I am putting the finishing touches on my review of John Schmutz’s new book on the Crater for H-Net. Given my recent post on understanding the Crater as a slave rebellion you can imagine my surprise when I came across the following passage:
Weisiger’s Virginians were even more sensitive on this issue of confronting black foes than was the average Confederate soldier. A great many of these men had relatives who were slain or had aided in the suppression of Nat Turner’s Rebellion of 1831, only forty miles down the Jerusalem Plank Road in Southampton County. Most had gone to war viewing Lincoln’s call for 75,000 volunteers as a much larger version of John Brown’s forlorn raid at Harpers Ferry (consequently, also an insurrection of slaves). Almost half of the brigade’s men were from the immediate Petersburg area and saw themselves as standing between their relatives and friends in Petersburg and utter havoc of the same sort that Nat Turner had loosed on their kin years before.
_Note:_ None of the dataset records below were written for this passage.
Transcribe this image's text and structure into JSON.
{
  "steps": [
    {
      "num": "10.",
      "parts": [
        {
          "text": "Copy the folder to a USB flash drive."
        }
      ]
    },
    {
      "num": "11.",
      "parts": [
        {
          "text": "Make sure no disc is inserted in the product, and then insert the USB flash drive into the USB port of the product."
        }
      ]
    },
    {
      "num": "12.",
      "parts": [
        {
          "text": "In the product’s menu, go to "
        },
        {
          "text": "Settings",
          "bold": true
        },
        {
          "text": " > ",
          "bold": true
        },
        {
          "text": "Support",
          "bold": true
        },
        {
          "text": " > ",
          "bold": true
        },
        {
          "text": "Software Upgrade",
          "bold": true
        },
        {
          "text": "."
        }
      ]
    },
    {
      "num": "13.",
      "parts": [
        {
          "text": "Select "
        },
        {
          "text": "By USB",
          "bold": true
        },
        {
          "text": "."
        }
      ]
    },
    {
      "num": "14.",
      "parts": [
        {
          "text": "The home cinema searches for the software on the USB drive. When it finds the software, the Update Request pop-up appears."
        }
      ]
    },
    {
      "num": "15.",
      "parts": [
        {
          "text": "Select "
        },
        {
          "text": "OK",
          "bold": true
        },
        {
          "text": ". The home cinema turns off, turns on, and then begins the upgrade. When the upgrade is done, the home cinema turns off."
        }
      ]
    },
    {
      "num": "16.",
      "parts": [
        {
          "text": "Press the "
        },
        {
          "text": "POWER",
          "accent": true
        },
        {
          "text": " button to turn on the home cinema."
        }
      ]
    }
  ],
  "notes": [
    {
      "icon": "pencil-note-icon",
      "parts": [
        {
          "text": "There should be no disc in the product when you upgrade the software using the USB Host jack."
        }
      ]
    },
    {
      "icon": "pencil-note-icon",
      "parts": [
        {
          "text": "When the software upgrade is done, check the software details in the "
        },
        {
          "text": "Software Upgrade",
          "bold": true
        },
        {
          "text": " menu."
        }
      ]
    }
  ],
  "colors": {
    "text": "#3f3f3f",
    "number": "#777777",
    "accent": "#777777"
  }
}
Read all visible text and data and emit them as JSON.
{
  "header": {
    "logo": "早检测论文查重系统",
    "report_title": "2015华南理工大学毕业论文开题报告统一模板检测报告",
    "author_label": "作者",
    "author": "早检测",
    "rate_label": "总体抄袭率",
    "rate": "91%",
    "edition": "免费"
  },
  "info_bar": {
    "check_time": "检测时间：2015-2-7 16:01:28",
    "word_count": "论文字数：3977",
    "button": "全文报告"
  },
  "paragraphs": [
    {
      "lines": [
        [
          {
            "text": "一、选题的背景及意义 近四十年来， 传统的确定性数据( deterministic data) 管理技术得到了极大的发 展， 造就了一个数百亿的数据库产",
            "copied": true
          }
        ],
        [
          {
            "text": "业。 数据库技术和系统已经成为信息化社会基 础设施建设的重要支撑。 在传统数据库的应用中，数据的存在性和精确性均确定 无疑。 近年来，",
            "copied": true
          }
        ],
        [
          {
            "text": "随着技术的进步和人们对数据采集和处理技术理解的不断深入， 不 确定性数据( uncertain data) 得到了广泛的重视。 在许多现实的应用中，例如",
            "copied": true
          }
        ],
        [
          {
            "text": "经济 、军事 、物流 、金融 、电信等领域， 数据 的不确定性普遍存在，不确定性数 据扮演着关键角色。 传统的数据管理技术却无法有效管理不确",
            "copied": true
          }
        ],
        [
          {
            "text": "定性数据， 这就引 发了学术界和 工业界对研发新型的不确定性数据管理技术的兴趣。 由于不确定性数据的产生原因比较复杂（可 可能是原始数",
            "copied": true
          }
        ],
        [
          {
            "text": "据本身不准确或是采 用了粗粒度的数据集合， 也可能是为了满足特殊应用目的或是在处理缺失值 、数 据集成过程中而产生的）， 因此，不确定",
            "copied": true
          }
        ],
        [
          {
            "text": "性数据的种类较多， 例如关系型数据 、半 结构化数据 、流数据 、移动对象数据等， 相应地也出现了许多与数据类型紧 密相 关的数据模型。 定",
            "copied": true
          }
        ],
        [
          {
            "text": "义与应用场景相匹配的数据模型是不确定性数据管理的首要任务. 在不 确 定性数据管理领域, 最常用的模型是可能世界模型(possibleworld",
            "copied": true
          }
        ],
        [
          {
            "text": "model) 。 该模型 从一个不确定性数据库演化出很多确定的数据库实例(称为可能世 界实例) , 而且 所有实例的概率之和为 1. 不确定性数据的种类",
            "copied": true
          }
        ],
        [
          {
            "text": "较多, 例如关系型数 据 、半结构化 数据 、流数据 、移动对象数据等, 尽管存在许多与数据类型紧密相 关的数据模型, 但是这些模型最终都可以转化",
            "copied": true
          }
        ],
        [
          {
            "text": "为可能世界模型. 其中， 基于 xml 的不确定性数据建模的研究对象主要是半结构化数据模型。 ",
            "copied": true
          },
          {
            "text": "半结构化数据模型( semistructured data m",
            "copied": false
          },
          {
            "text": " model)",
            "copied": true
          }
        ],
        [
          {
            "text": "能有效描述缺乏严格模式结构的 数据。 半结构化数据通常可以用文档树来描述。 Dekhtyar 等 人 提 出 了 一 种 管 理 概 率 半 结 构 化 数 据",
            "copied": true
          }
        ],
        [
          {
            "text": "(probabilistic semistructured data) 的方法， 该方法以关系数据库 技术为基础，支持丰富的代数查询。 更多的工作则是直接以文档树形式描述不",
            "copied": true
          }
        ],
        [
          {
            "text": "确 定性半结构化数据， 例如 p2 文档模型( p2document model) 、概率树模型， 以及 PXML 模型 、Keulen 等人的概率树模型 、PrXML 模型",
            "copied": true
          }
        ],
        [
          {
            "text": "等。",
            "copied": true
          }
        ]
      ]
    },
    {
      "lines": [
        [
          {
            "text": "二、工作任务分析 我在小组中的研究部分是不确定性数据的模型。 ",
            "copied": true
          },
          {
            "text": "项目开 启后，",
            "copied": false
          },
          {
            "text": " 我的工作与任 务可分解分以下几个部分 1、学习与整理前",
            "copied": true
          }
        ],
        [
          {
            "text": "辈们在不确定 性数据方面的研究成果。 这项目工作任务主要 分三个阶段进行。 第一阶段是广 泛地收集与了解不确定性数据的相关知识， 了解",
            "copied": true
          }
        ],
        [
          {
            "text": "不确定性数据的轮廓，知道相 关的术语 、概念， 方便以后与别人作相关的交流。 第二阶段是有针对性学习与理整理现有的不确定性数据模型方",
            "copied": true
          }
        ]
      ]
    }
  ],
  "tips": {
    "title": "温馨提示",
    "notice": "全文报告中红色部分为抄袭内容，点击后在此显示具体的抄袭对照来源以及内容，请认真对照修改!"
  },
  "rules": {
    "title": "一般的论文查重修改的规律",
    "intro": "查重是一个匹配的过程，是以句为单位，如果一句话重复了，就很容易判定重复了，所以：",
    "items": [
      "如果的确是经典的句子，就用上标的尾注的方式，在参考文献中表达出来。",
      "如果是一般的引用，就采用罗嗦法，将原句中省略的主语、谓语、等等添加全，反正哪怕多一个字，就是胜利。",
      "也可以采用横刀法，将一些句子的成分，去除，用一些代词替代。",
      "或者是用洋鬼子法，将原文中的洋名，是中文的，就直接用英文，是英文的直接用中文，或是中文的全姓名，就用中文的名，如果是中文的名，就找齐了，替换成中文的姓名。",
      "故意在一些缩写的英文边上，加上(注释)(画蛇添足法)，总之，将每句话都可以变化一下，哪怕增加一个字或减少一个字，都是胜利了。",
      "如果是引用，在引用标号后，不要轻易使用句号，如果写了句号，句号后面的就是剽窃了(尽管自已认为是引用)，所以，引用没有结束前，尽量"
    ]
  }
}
Schmutz captures all of the main points that I made in that earlier post. Unfortunately, he doesn’t expand on this brief analytical point in any substantive way. I agree that Virginians would have been sensitive given the local history, but white Southerners were reared on visions of chaos and miscegenation in the event of a successful slave insurrection. Again, I think we need to understand this in terms of the role and responsibilities that whites (slaveowning and nonslaveowing) assumed as members of a hierarchical society based on white supremacy. You didn’t have to be from Virginia to identify with these apocalyptic visions. Schmutz could have done a much better job of understanding the execution of USCTs following the battle as well as the parade of white and black Union prisoners that took place the following day.
Note: I’ve been invited to expand on these ideas for a feature article in one of the Civil War magazines. I will post my review of this book once it is up on H-Net.